Polish President Karol Nawrocki on Thursday, February 19, 2026, vetoed a flagship government-backed bill aimed at reforming the National Council of the Judiciary (Krajowa Rada Sądownictwa – KRS), delivering a significant setback to Prime Minister Donald Tusk’s coalition and its long-promised overhaul of Poland’s judicial system.
In a strongly worded statement accompanying the veto, President Nawrocki rejected the legislation on constitutional and institutional grounds, arguing that it would destabilize the judiciary and pave the way for renewed political interference in the courts.
“I cannot sign a law which, under the slogan of restoring the rule of law, in fact introduces a new stage of chaos and opens the way to political influence over judges,” Nawrocki declared. He further contended that the bill would create “segregation of judges” by dividing them into categories of “new” and “old” appointees, violating the principle of judicial equality and potentially casting doubt on the validity of millions of court rulings issued in recent years.
The vetoed legislation, passed by the Sejm (lower house) in late January 2026 with the support of the ruling Civic Coalition (KO), Third Way, and The Left alliance, sought to fundamentally restructure the KRS—the constitutional body responsible for nominating judges and safeguarding judicial independence. Key provisions included:
Changing the method of electing KRS members to give greater weight to judges chosen by their peers rather than parliament.
Introducing mechanisms to review and potentially annul judicial appointments made under the previous Law and Justice (PiS) government between 2015 and 2023.
Establishing new procedures for assessing the professional and ethical suitability of sitting judges.
The Tusk government has consistently argued that these reforms are essential to reverse what Brussels and domestic critics describe as the politicization and capture of the judiciary under PiS rule. Restoring judicial independence is also a central condition for unlocking approximately €137 billion in frozen EU funds withheld since 2021 over rule-of-law concerns.
President Nawrocki, however, dismissed the government’s rationale. He insisted that judges appointed under previous procedures cannot be retroactively delegitimized. “In the Polish legal order, there are no ‘neo’ or ‘paleo’ judges,” he stated, using shorthand terms commonly applied to post-2017 appointees (“neo-judges”) versus those selected before PiS reforms (“paleo-judges”).

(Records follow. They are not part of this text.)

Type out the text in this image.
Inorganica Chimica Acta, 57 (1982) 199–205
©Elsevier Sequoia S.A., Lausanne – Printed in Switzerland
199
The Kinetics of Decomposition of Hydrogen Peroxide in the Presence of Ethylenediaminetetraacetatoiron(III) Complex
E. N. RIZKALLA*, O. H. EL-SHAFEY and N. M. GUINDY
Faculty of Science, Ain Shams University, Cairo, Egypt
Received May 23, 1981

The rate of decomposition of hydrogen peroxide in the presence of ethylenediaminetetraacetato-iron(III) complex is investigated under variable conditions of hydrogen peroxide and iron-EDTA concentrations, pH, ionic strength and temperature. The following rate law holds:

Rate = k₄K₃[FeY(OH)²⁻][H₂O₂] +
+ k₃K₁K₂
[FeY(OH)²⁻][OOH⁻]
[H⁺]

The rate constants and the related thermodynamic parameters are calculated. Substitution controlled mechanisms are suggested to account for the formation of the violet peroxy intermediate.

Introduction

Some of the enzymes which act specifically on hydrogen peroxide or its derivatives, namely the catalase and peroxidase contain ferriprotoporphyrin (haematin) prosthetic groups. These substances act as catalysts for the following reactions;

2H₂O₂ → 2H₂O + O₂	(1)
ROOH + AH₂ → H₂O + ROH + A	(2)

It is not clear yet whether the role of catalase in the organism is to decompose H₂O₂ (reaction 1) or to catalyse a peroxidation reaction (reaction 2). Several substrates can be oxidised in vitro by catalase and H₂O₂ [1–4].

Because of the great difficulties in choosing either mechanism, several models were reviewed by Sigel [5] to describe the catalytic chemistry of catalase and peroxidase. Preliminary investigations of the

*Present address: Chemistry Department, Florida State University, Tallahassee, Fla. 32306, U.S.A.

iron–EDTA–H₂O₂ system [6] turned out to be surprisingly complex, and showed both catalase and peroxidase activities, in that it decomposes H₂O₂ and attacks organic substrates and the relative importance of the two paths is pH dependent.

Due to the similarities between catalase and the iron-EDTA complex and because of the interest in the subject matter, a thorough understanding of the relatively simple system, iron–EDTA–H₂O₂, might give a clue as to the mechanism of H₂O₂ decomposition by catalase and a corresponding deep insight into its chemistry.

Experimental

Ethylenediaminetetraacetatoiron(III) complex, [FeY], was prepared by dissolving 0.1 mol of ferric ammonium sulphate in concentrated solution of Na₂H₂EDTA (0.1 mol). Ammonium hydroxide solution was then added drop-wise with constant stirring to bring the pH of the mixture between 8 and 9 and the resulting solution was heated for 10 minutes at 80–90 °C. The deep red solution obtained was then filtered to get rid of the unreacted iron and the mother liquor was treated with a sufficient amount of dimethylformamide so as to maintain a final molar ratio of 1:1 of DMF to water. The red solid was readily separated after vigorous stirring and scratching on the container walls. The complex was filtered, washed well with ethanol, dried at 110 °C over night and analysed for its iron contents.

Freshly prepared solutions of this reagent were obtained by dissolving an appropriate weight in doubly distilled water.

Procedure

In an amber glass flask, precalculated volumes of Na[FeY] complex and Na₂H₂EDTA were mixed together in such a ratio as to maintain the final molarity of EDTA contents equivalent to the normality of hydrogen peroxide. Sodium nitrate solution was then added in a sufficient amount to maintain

He further emphasized that the constitution grants the president exclusive authority to appoint judges upon KRS recommendation, and that this prerogative cannot be subjected to review or reversal by the government or justice minister. Justice Minister Waldemar Zurek, a vocal critic of the PiS-era changes, has been a particular target of Nawrocki’s ire; the president recently referred to him in a television interview as a “legal terrorist.”
The veto highlights the continuing institutional deadlock between the pro-EU government coalition and the conservative president, who was elected in 2025 with strong backing from PiS-aligned voters and remains closely aligned with the former ruling camp. Under Poland’s constitution, overriding a presidential veto requires a three-fifths (60%) majority in the Sejm—currently out of reach for the governing coalition, which holds a narrow majority but falls short of the supermajority threshold.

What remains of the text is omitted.